Virtually nobody in the world expects this whether they are so called financial experts, journalists or just ordinary people. This is because most people don’t understand that the asset explosion that the world has experienced in the last few decades is based on debt and money printing and has very little to do with real growth.


HOW CAN A HOUSE LOSE 95% IN VALUE


So what does it actually mean that a house will lose 95% in value, measured in gold?


The answer is very simple:


Property is a bubble asset and gold is undervalued.


In addition governments will in the next few years destroy paper money by printing unlimited amounts.


The consequence of all this is that property values will fall sharply and gold surge.


A $1 million house today costs approximately 20 kilos of gold


Within the next 4-8 years, you will buy the same house for 1 kilo of gold thus 95% less than today.


What this actually means in paper money terms is harder to project today. That will depend on how much money that the US government/Fed prints and if $100s of trillions of US bank derivatives have imploded.
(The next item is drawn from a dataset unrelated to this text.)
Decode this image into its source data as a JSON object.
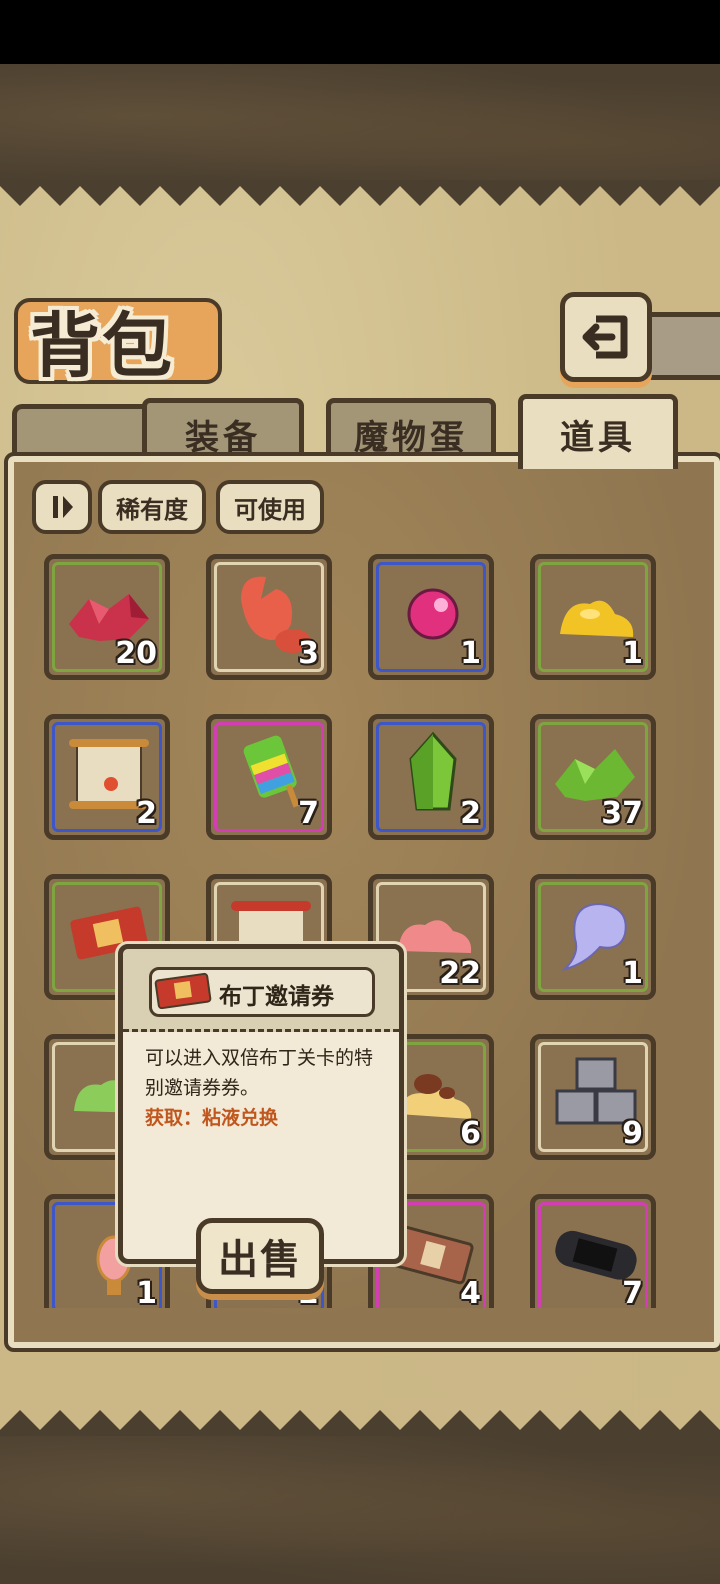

If you take the example of no hyperinflation and gold just going up 10x from today that would mean a value of $15,000 per ounce or $466,000 per kilo. So the $1 million house would in this example decline in value from $1M to $466,000 – a 53% decline. That certainly doesn’t seem such a big fall in relation to the enormous growth in property prices in recent years. But the key is of course that gold has gone up in value by 10x, leading to the house just costing 1 kilo of gold instead of 20 kilos today – thus a 95% decline in gold terms.


If we measure US Home prices in gold from 2001 to 2019, they have declined 70% in dollar terms during that period. So the 53% decline in the example above is probably too conservative. Thus, a 95% decline in gold terms in the next few years clearly doesn’t look unrealistic.



I PAID 21% MORTGAGE INTEREST IN 1974 – TODAY THE BANK PAYS YOU


But virtually nobody today could believe that this scenario is possible but in my view, it is not just possible but very probable. The booming global housing market is based on massive credit expansion and rates at levels that borrowers see as free money. In 1974, I paid 21% interest on my first mortgage in the UK. Today borrowers in Switzerland can get a 15 year mortgage well below 1% and a 10 year one at 0.5%. In Denmark you get paid 0.1% by the bank to borrow money for a house purchase. What a mad world!


NO SAVINGS MEANS NO INVESTMENTS


Anyone who has studied economics knows that, in a sound economy, savings equals investments. But who is going to save when they get at best zero percent interest and more likely a negative rate. Savings will totally dry out since anyone who has spare cash would rather buy risky stocks, or other investments.